DNA immunization for the production of monoclonal antibodies to Blo t 11, a paramyosin homolog from Blomia tropicalis

Background:  Blo t 11 is a high molecular weight allergen from Blomia tropicalis with significant immunoglobulin (Ig)E binding frequency. Native and recombinant Blo t 11 are susceptible to degradation and the isolation and expression of the allergen is problematic thus obtaining sufficient amounts of purified Blo t 11 for antibody production is limiting. DNA‐based immunization is an attractive alternative strategy that bypasses antigen purification for antibody production. Objectives:  To use a DNA‐based immunization protocol for the production and characterization of Blo t 11 monoclonal antibodies (mAbs). Methods:  The 2625 bp cDNA coding for Blo t 11 was cloned into a mammalian expression vector and immunized intramuscularly with electroporation into mice.
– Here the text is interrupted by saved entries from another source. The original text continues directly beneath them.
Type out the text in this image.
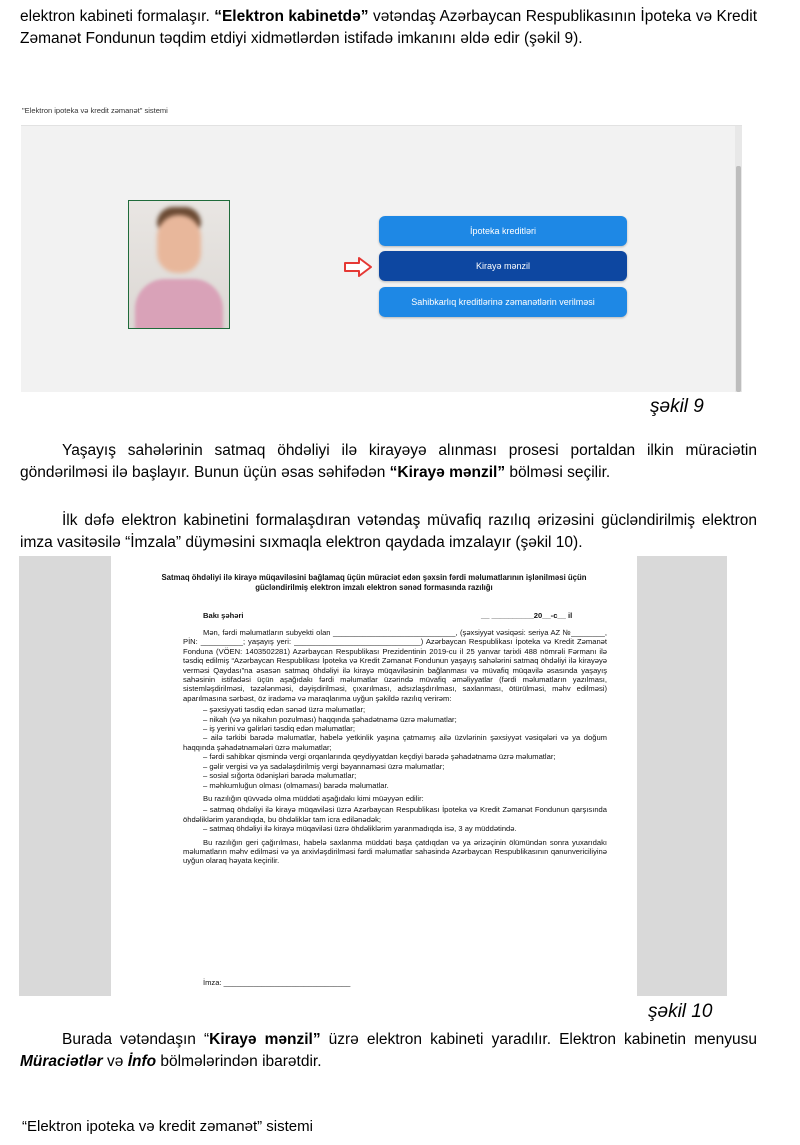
elektron kabineti formalaşır. “Elektron kabinetdə” vətəndaş Azərbaycan Respublikasının İpoteka və Kredit Zəmanət Fondunun təqdim etdiyi xidmətlərdən istifadə imkanını əldə edir (şəkil 9).

"Elektron ipoteka və kredit zəmanət" sistemi
İpoteka kreditləri
Kirayə mənzil
Sahibkarlıq kreditlərinə zəmanətlərin verilməsi
şəkil 9

Yaşayış sahələrinin satmaq öhdəliyi ilə kirayəyə alınması prosesi portaldan ilkin müraciətin göndərilməsi ilə başlayır. Bunun üçün əsas səhifədən “Kirayə mənzil” bölməsi seçilir.

İlk dəfə elektron kabinetini formalaşdıran vətəndaş müvafiq razılıq ərizəsini gücləndirilmiş elektron imza vasitəsilə “İmzala” düyməsini sıxmaqla elektron qaydada imzalayır (şəkil 10).

Satmaq öhdəliyi ilə kirayə müqaviləsini bağlamaq üçün müraciət edən şəxsin fərdi məlumatlarının işlənilməsi üçün gücləndirilmiş elektron imzalı elektron sənəd formasında razılığı
Bakı şəhəri	__ __________20__-c__ il

Mən, fərdi məlumatların subyekti olan _____________________________, (şəxsiyyət vəsiqəsi: seriya AZ №________, PİN: __________; yaşayış yeri: ______________________________) Azərbaycan Respublikası İpoteka və Kredit Zəmanət Fonduna (VÖEN: 1403502281) Azərbaycan Respublikası Prezidentinin 2019-cu il 25 yanvar tarixli 488 nömrəli Fərmanı ilə təsdiq edilmiş “Azərbaycan Respublikası İpoteka və Kredit Zəmanət Fondunun yaşayış sahələrini satmaq öhdəliyi ilə kirayəyə verməsi Qaydası”na əsasən satmaq öhdəliyi ilə kirayə müqaviləsinin bağlanması və müvafiq müqavilə əsasında yaşayış sahəsinin istifadəsi üçün aşağıdakı fərdi məlumatlar üzərində müvafiq əməliyyatlar (fərdi məlumatların yazılması, sistemləşdirilməsi, təzələnməsi, dəyişdirilməsi, çıxarılması, adsızlaşdırılması, saxlanması, ötürülməsi, məhv edilməsi) aparılmasına sərbəst, öz iradəmə və maraqlarıma uyğun şəkildə razılıq verirəm:

– şəxsiyyəti təsdiq edən sənəd üzrə məlumatlar;
– nikah (və ya nikahın pozulması) haqqında şəhadətnamə üzrə məlumatlar;
– iş yerini və gəlirləri təsdiq edən məlumatlar;
– ailə tərkibi barədə məlumatlar, habelə yetkinlik yaşına çatmamış ailə üzvlərinin şəxsiyyət vəsiqələri və ya doğum haqqında şəhadətnamələri üzrə məlumatlar;
– fərdi sahibkar qismində vergi orqanlarında qeydiyyatdan keçdiyi barədə şəhadətnamə üzrə məlumatlar;
– gəlir vergisi və ya sadələşdirilmiş vergi bəyannaməsi üzrə məlumatlar;
– sosial sığorta ödənişləri barədə məlumatlar;
– məhkumluğun olması (olmaması) barədə məlumatlar.

Bu razılığın qüvvədə olma müddəti aşağıdakı kimi müəyyən edilir:

– satmaq öhdəliyi ilə kirayə müqaviləsi üzrə Azərbaycan Respublikası İpoteka və Kredit Zəmanət Fondunun qarşısında öhdəliklərim yarandıqda, bu öhdəliklər tam icra edilənədək;
– satmaq öhdəliyi ilə kirayə müqaviləsi üzrə öhdəliklərim yaranmadıqda isə, 3 ay müddətində.

Bu razılığın geri çağırılması, habelə saxlanma müddəti başa çatdıqdan və ya ərizəçinin ölümündən sonra yuxarıdakı məlumatların məhv edilməsi və ya arxivləşdirilməsi fərdi məlumatlar sahəsində Azərbaycan Respublikasının qanunvericiliyinə uyğun olaraq həyata keçirilir.

İmza: ______________________________
şəkil 10

Burada vətəndaşın “Kirayə mənzil” üzrə elektron kabineti yaradılır. Elektron kabinetin menyusu Müraciətlər və İnfo bölmələrindən ibarətdir.

“Elektron ipoteka və kredit zəmanət” sistemi
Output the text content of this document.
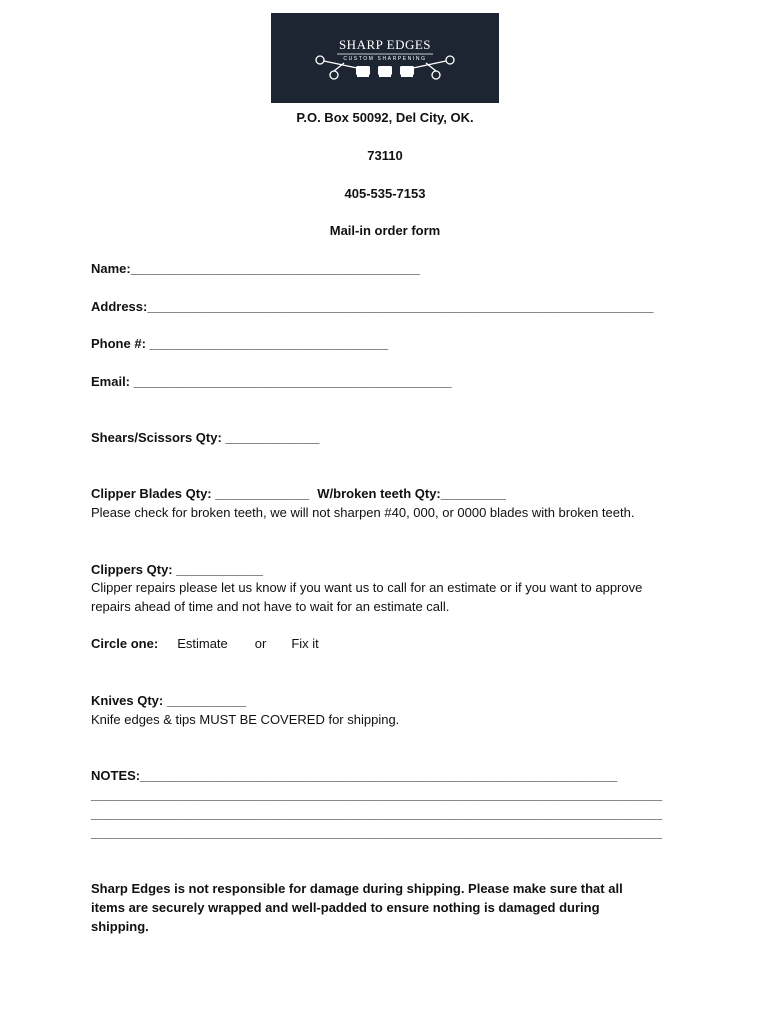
SHARP EDGES
CUSTOM SHARPENING
P.O. Box 50092, Del City, OK.
73110
405-535-7153
Mail-in order form
Name:________________________________________
Address:______________________________________________________________________
Phone #: _________________________________
Email: ____________________________________________
Shears/Scissors Qty: _____________
Clipper Blades Qty: _____________ W/broken teeth Qty:_________
Please check for broken teeth, we will not sharpen #40, 000, or 0000 blades with broken teeth.
Clippers Qty: ____________
Clipper repairs please let us know if you want us to call for an estimate or if you want to approve
repairs ahead of time and not have to wait for an estimate call.
Circle one: Estimate or Fix it
Knives Qty: ___________
Knife edges & tips MUST BE COVERED for shipping.
NOTES:__________________________________________________________________
_______________________________________________________________________________
_______________________________________________________________________________
_______________________________________________________________________________
Sharp Edges is not responsible for damage during shipping. Please make sure that all
items are securely wrapped and well-padded to ensure nothing is damaged during
shipping.
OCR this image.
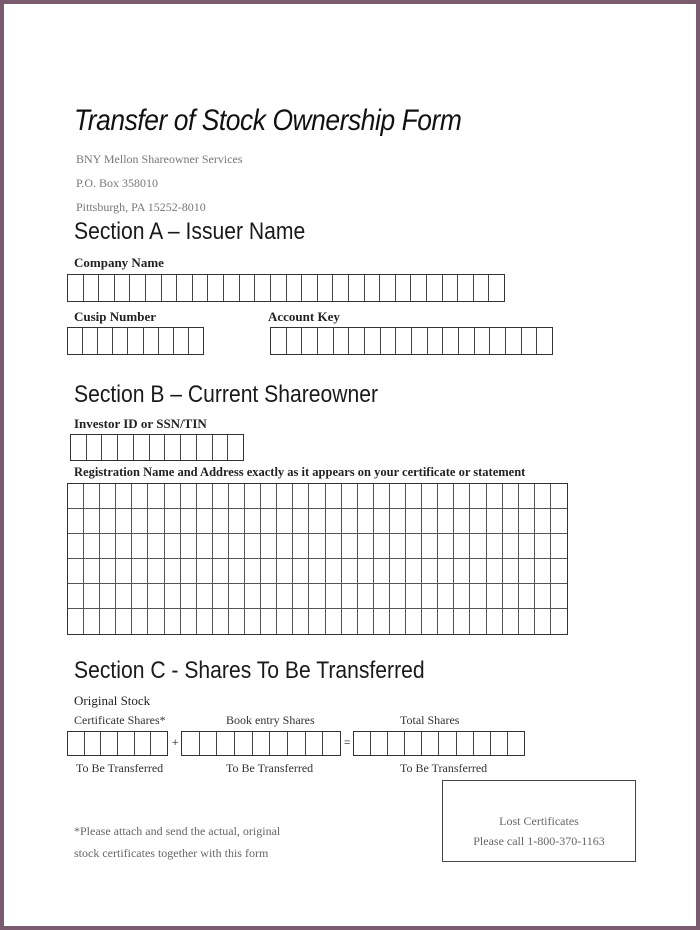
Transfer of Stock Ownership Form
BNY Mellon Shareowner Services
P.O. Box 358010
Pittsburgh, PA 15252-8010
Section A – Issuer Name
Company Name
Cusip Number	Account Key
Section B – Current Shareowner
Investor ID or SSN/TIN
Registration Name and Address exactly as it appears on your certificate or statement
Section C - Shares To Be Transferred
Original Stock
Certificate Shares*	Book entry Shares	Total Shares
+	=
To Be Transferred	To Be Transferred	To Be Transferred
*Please attach and send the actual, original
stock certificates together with this form
Lost Certificates
Please call 1-800-370-1163
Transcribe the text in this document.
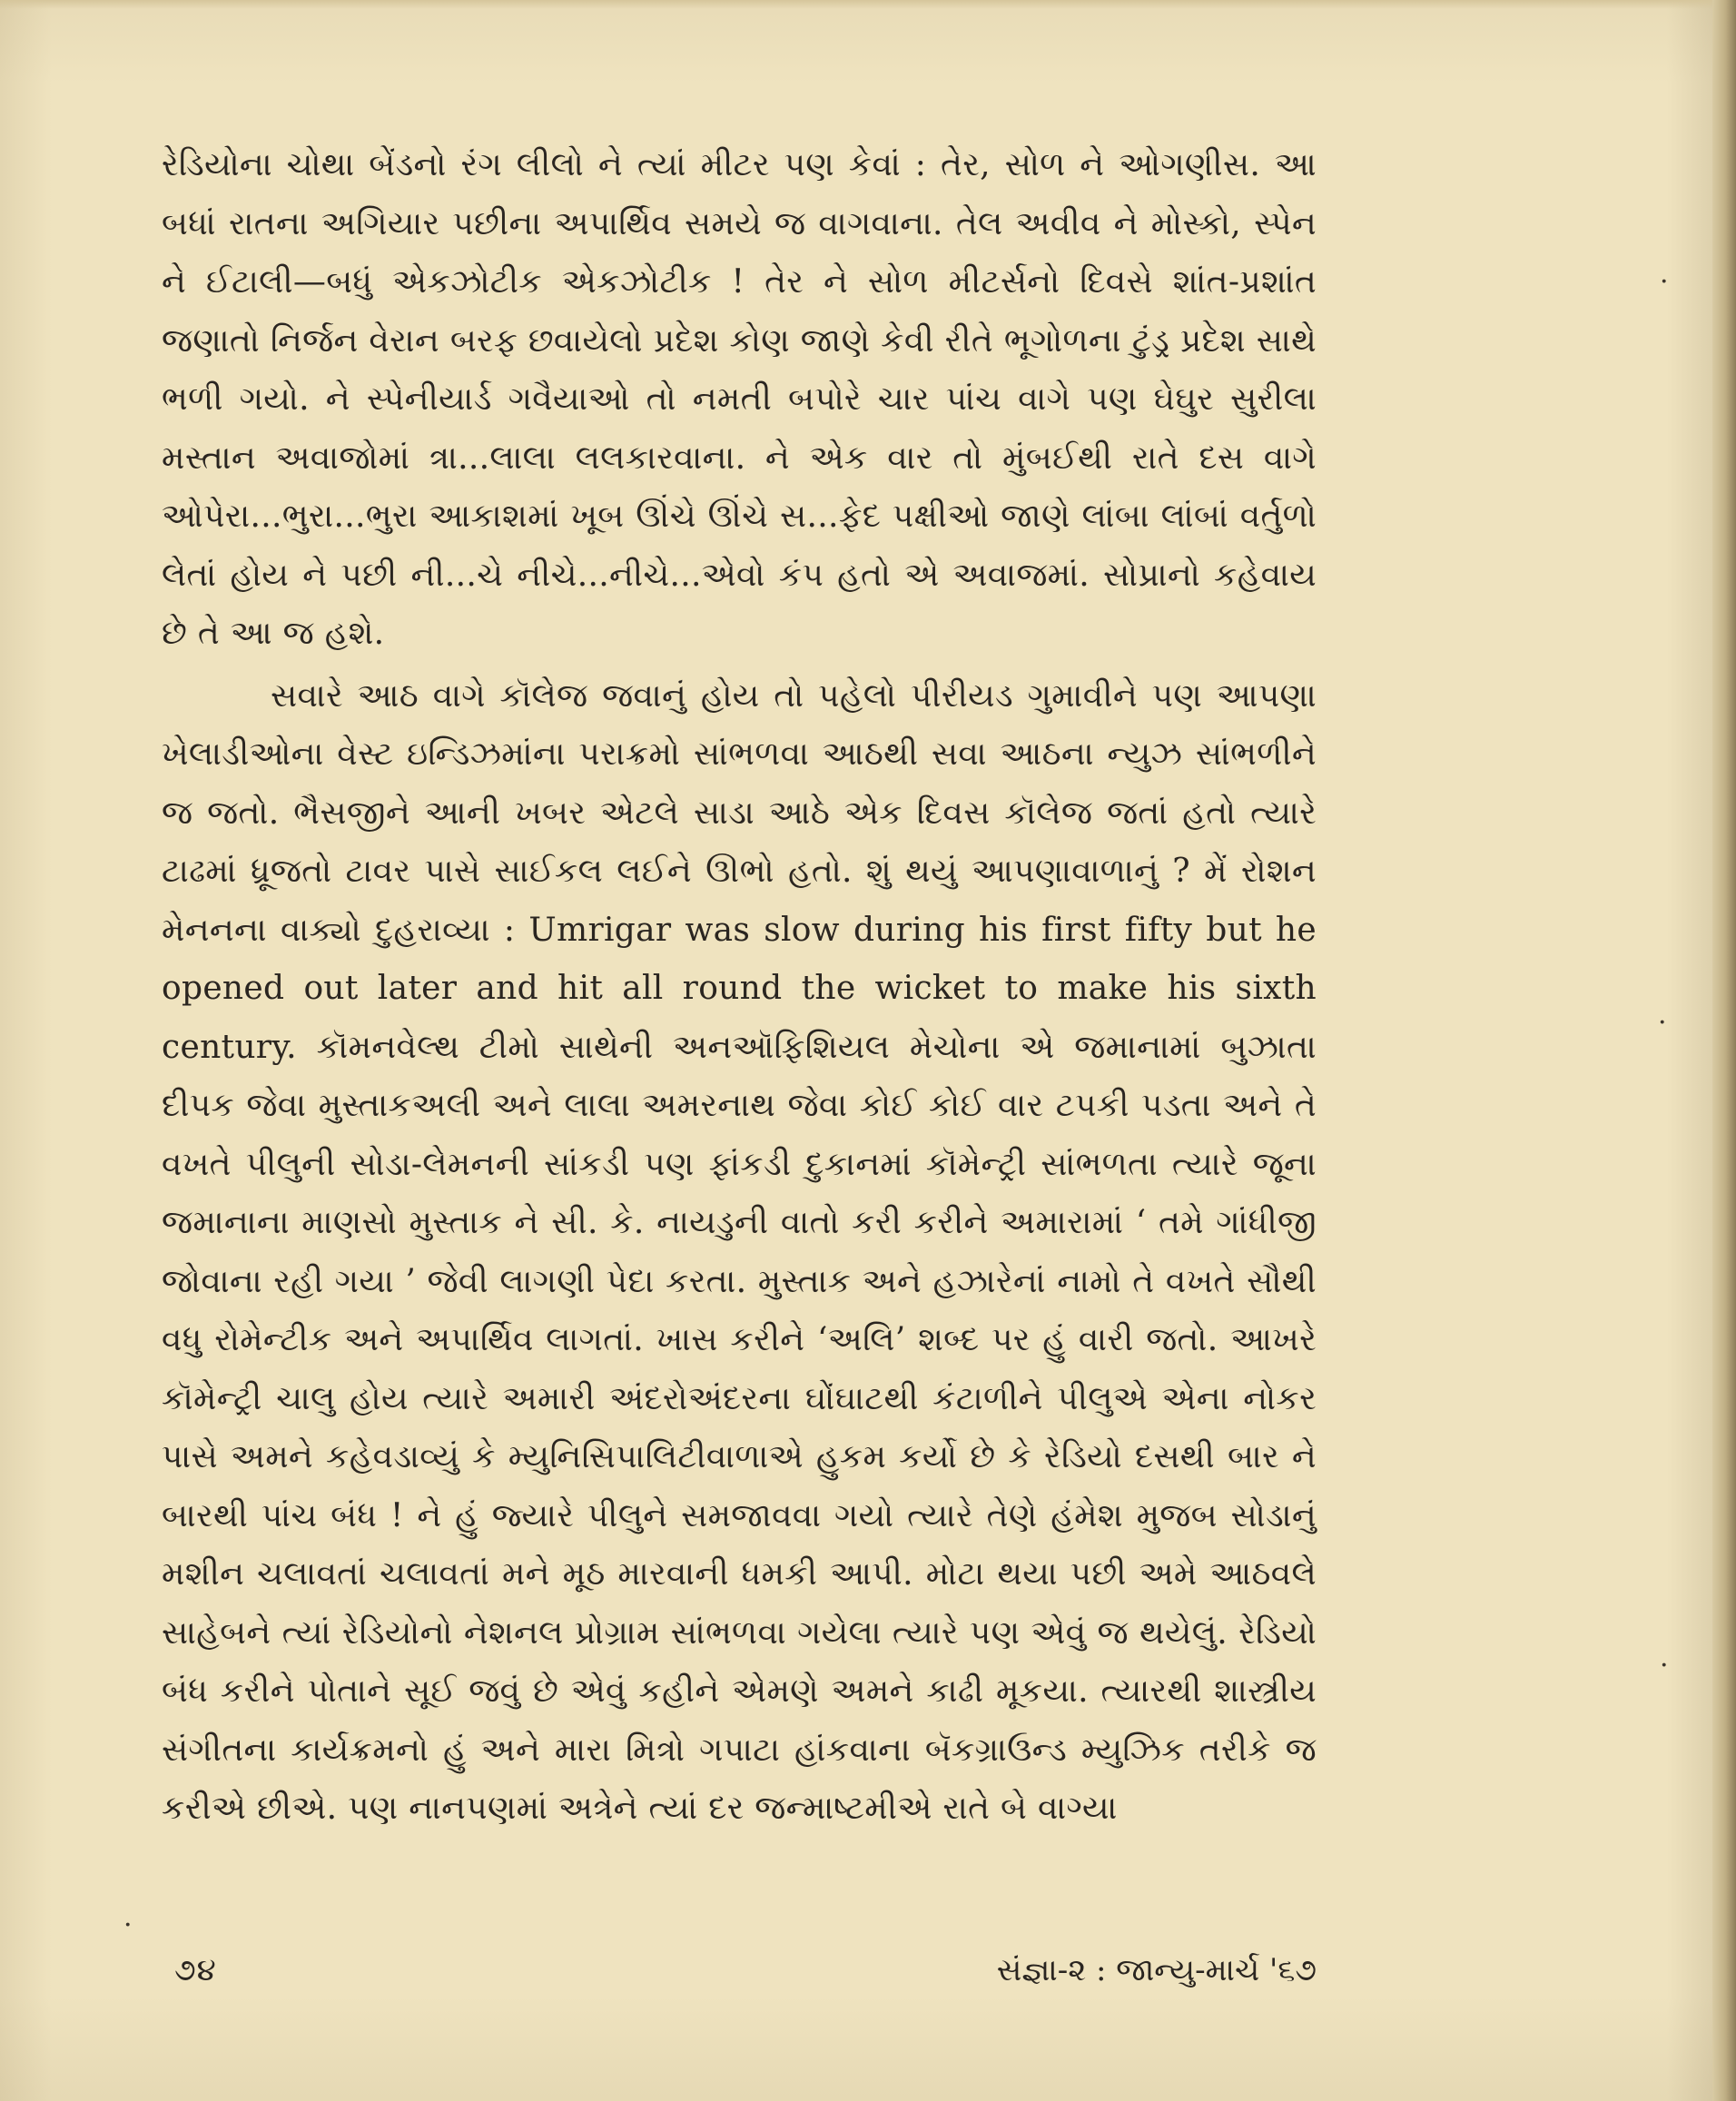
રેડિયોના ચોથા બેંડનો રંગ લીલો ને ત્યાં મીટર પણ કેવાં : તેર, સોળ ને ઓગણીસ. આ બધાં રાતના અગિયાર પછીના અપાર્થિવ સમયે જ વાગવાના. તેલ અવીવ ને મોસ્કો, સ્પેન ને ઈટાલી—બધું એકઝોટીક એકઝોટીક ! તેર ને સોળ મીટર્સનો દિવસે શાંત-પ્રશાંત જણાતો નિર્જન વેરાન બરફ છવાયેલો પ્રદેશ કોણ જાણે કેવી રીતે ભૂગોળના ટુંડ્ર પ્રદેશ સાથે ભળી ગયો. ને સ્પેનીયાર્ડ ગવૈયાઓ તો નમતી બપોરે ચાર પાંચ વાગે પણ ઘેઘુર સુરીલા મસ્તાન અવાજોમાં ત્રા...લાલા લલકારવાના. ને એક વાર તો મુંબઈથી રાતે દસ વાગે ઓપેરા...ભુરા...ભુરા આકાશમાં ખૂબ ઊંચે ઊંચે સ...ફેદ પક્ષીઓ જાણે લાંબા લાંબાં વર્તુળો લેતાં હોય ને પછી ની...ચે નીચે...નીચે...એવો કંપ હતો એ અવાજમાં. સોપ્રાનો કહેવાય છે તે આ જ હશે.

સવારે આઠ વાગે કૉલેજ જવાનું હોય તો પહેલો પીરીયડ ગુમાવીને પણ આપણા ખેલાડીઓના વેસ્ટ ઇન્ડિઝમાંના પરાક્રમો સાંભળવા આઠથી સવા આઠના ન્યુઝ સાંભળીને જ જતો. ભૈસજીને આની ખબર એટલે સાડા આઠે એક દિવસ કૉલેજ જતાં હતો ત્યારે ટાઢમાં ધ્રૂજતો ટાવર પાસે સાઈકલ લઈને ઊભો હતો. શું થયું આપણાવાળાનું ? મેં રોશન મેનનના વાક્યો દુહરાવ્યા : Umrigar was slow during his first fifty but he opened out later and hit all round the wicket to make his sixth century. કૉમનવેલ્થ ટીમો સાથેની અનઑફિશિયલ મેચોના એ જમાનામાં બુઝાતા દીપક જેવા મુસ્તાકઅલી અને લાલા અમરનાથ જેવા કોઈ કોઈ વાર ટપકી પડતા અને તે વખતે પીલુની સોડા-લેમનની સાંકડી પણ ફાંકડી દુકાનમાં કૉમેન્ટ્રી સાંભળતા ત્યારે જૂના જમાનાના માણસો મુસ્તાક ને સી. કે. નાયડુની વાતો કરી કરીને અમારામાં ‘ તમે ગાંધીજી જોવાના રહી ગયા ’ જેવી લાગણી પેદા કરતા. મુસ્તાક અને હઝારેનાં નામો તે વખતે સૌથી વધુ રોમેન્ટીક અને અપાર્થિવ લાગતાં. ખાસ કરીને ‘અલિ’ શબ્દ પર હું વારી જતો. આખરે કૉમેન્ટ્રી ચાલુ હોય ત્યારે અમારી અંદરોઅંદરના ઘોંઘાટથી કંટાળીને પીલુએ એના નોકર પાસે અમને કહેવડાવ્યું કે મ્યુનિસિપાલિટીવાળાએ હુકમ કર્યો છે કે રેડિયો દસથી બાર ને બારથી પાંચ બંધ ! ને હું જ્યારે પીલુને સમજાવવા ગયો ત્યારે તેણે હંમેશ મુજબ સોડાનું મશીન ચલાવતાં ચલાવતાં મને મૂઠ મારવાની ધમકી આપી. મોટા થયા પછી અમે આઠવલે સાહેબને ત્યાં રેડિયોનો નેશનલ પ્રોગ્રામ સાંભળવા ગયેલા ત્યારે પણ એવું જ થયેલું. રેડિયો બંધ કરીને પોતાને સૂઈ જવું છે એવું કહીને એમણે અમને કાઢી મૂકયા. ત્યારથી શાસ્ત્રીય સંગીતના કાર્યક્રમનો હું અને મારા મિત્રો ગપાટા હાંકવાના બૅકગ્રાઉન્ડ મ્યુઝિક તરીકે જ કરીએ છીએ. પણ નાનપણમાં અત્રેને ત્યાં દર જન્માષ્ટમીએ રાતે બે વાગ્યા

૭૪	સંજ્ઞા-૨ : જાન્યુ-માર્ચ '૬૭
·
·
·
·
Monoclonal antibodies to Blo t 11 were generated using a methylcellulose‐based hybridoma cloning kit. These mAbs were utilized for native Blo t 11 isolation and the development of sandwich enzyme‐linked immunosorbent assay (ELISA). Results:  Six mAbs recognizing the native and recombinant Blo t 11 were generated and characterized. Native Blo t 11 was affinity purified from Bt extract and its identity was confirmed by matrix assisted laser desorption/ionization – time of flight mass spectrometry. The native Blo t 11 showed IgE reactivity with 67% of mite allergic sera. A two‐site ELISA developed showed a detection limit of 100 pg/ml of Blo t 11. Conclusion:  A DNA‐based immunization protocol was successfully used to generate Blo t 11 mAbs with a spectrum of distinct epitopes located throughout the whole molecule, and they are useful for immunoaffinity purification and immunoassays.